Les analystes estimaient que, s’il y avait peu de surdoses dans les écoles secondaires de Toronto, d’autres programmes de prévention seraient une meilleure utilisation des ressources limitées de la commission scolaire. « Mais si ce n’est pas présentement financièrement avantageux d’équiper le personnel des écoles secondaires avec de la naloxone, ce le sera peut-être dans le futur », indiquaient les auteurs.

Des jeunes formés à l’école pour administrer la naloxone

Depuis 2022, les élèves de 3e secondaire sont formés à administrer la naloxone. Il s’agit d’un module spécifique sur les intoxications aux opioïdes qui a été ajouté à la formation de premiers soins déjà offerte dans les écoles par la Fondation ACT. Pour Salim Grim, gestionnaire du programme au Québec, il s’agit d’un « cheminement logique », puisque l’organisme forme les jeunes à réagir à des arrêts cardio-respiratoires. Et qu’une surdose d’opioïdes peut entraîner, justement, un arrêt cardio-respiratoire.

Dans le contexte de la crise des opioïdes, c’était une demande qui revenait souvent de la part des enseignants, ajoute la directrice des opérations, Jennifer Russell, en entrevue au Devoir l’été dernier.
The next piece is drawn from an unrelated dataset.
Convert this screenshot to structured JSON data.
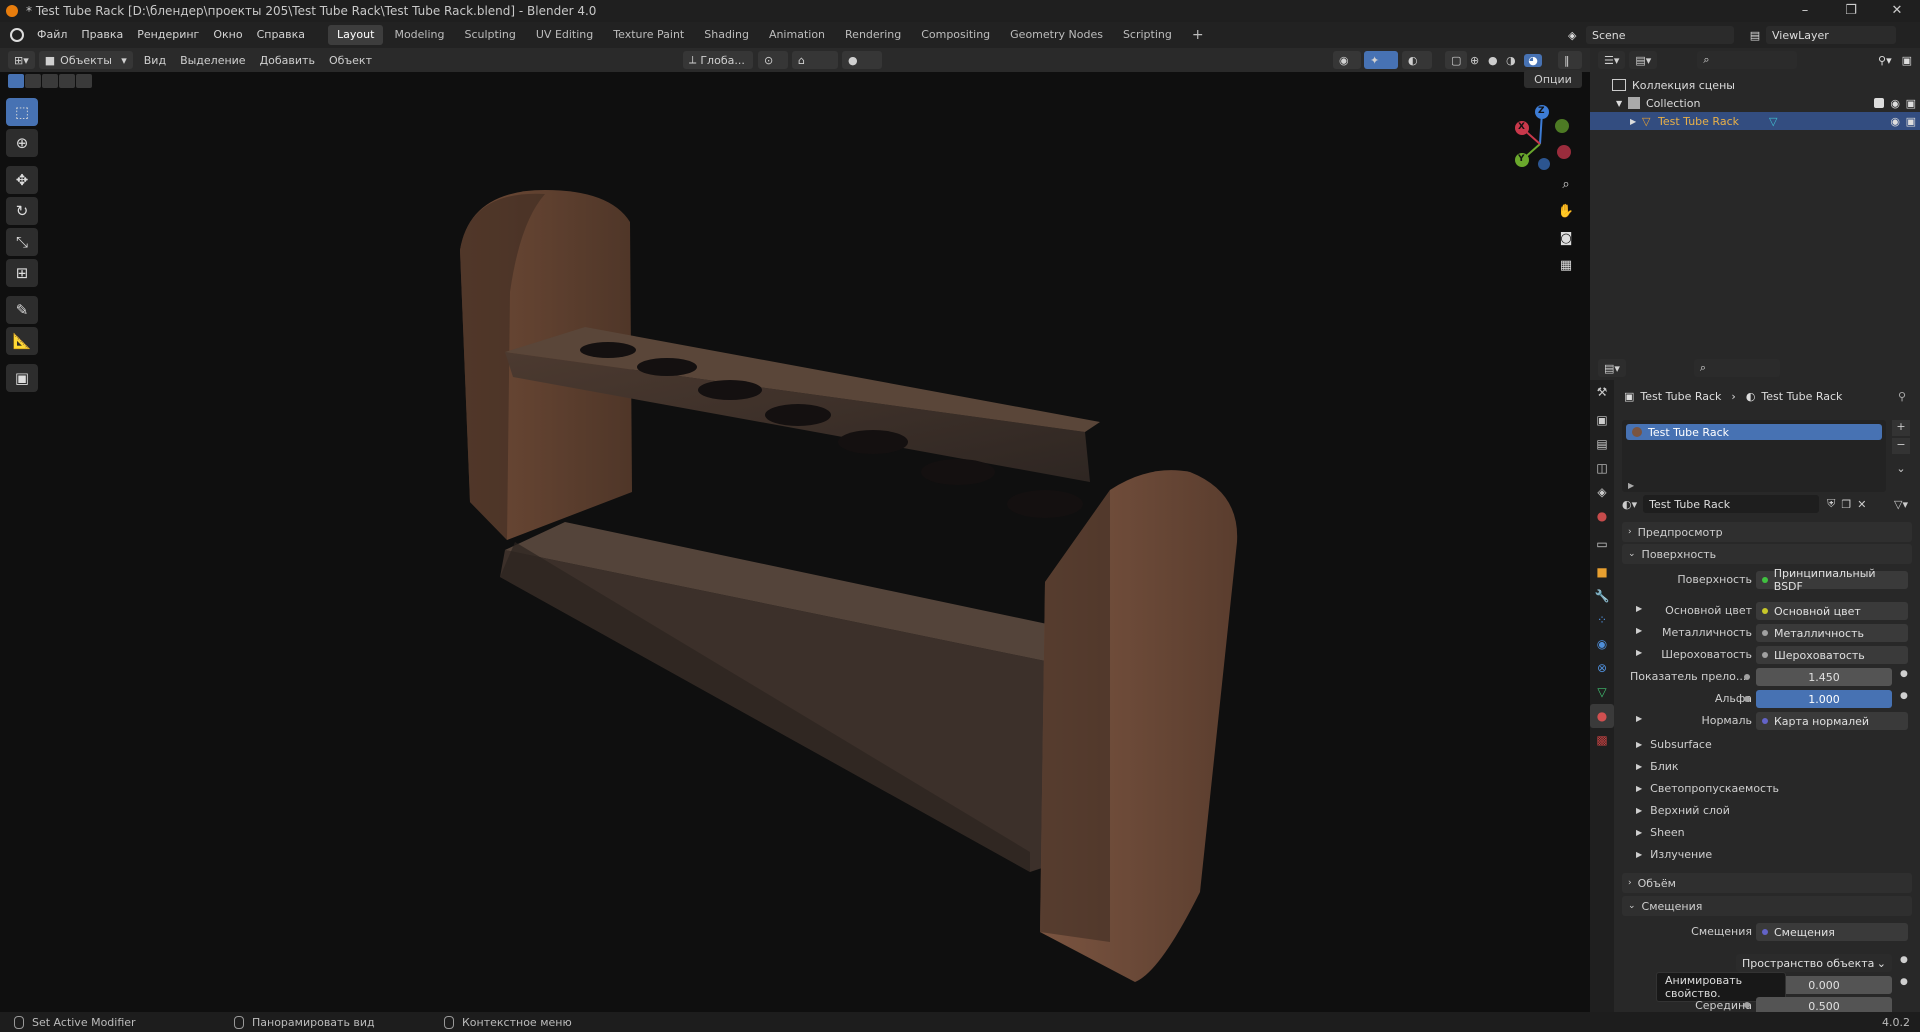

Elle fait le parallèle avec l’auto-injecteur d’adrénaline (EpiPen) et le défibrillateur, rappelant l’importance d’en avoir sous la main en cas de besoin. Mais avec la naloxone, il y a une barrière supplémentaire en raison de la stigmatisation liée à l’usage des drogues et aux préjugés, que les formateurs tentent de désamorcer dans les cours. « Ce qu’on leur apprend, c’est qu’une intoxication aux opioïdes n’arrive pas nécessairement dans un contexte de toxicomanie. Ça peut être grand-papa qui s’est trompé dans sa médication, un petit frère qui a pris les médicaments de maman. Ça peut être plusieurs facteurs », rappelle M. Grim.

L’organisme a formé jusqu’ici 800 enseignants dans 300 écoles du Québec. Ce sont ces enseignants, dont la certification est renouvelée tous les trois ans, qui vont ensuite former les jeunes dans les classes.

« Les évaluations des étudiants sont très positives, constate Salim Grim. Ils sont conscients que ça peut sauver quelqu’un. Ils réalisent aussi, parce que les intoxications aux opioïdes sont médiatisées, qu’ils vont pouvoir aider un ami si ça arrive. »

Jessica Nadeau

Augmentation du nombre de jeunes consommateurs qui se procurent de la naloxone en pharmacie

De plus en plus de jeunes utilisateurs de moins de 19 ans vont se procurer une trousse de naloxone en pharmacie, selon les derniers chiffres de l’INSPQ.

En 2018, 48 trousses de naloxone avaient été distribuées aux jeunes utilisateurs de moins de 19 ans. Ce chiffre augmente de façon exponentielle d’année en année. En 2023, les pharmacies ont donné 540 trousses pour cette clientèle spécifique. Entre octobre 2023 et septembre 2024, c’est près du double, avec 1031 trousses. Et cela ne concerne que les utilisateurs, et non pas ceux qui s’en seraient procuré parce qu’ils côtoient des usagers.

La distribution de naloxone en pharmacie augmente également de façon très importante dans l’ensemble de la population.

Jessica Nadeau

Une version précédente de l’article mentionnait que la Fondation ACT avait formé jusqu’ici 780 enseignants dans 274 écoles. Or, l’organisme a récemment mis à jour ses données et ce sont désormais 800 enseignants dans 300 écoles qui ont été formés.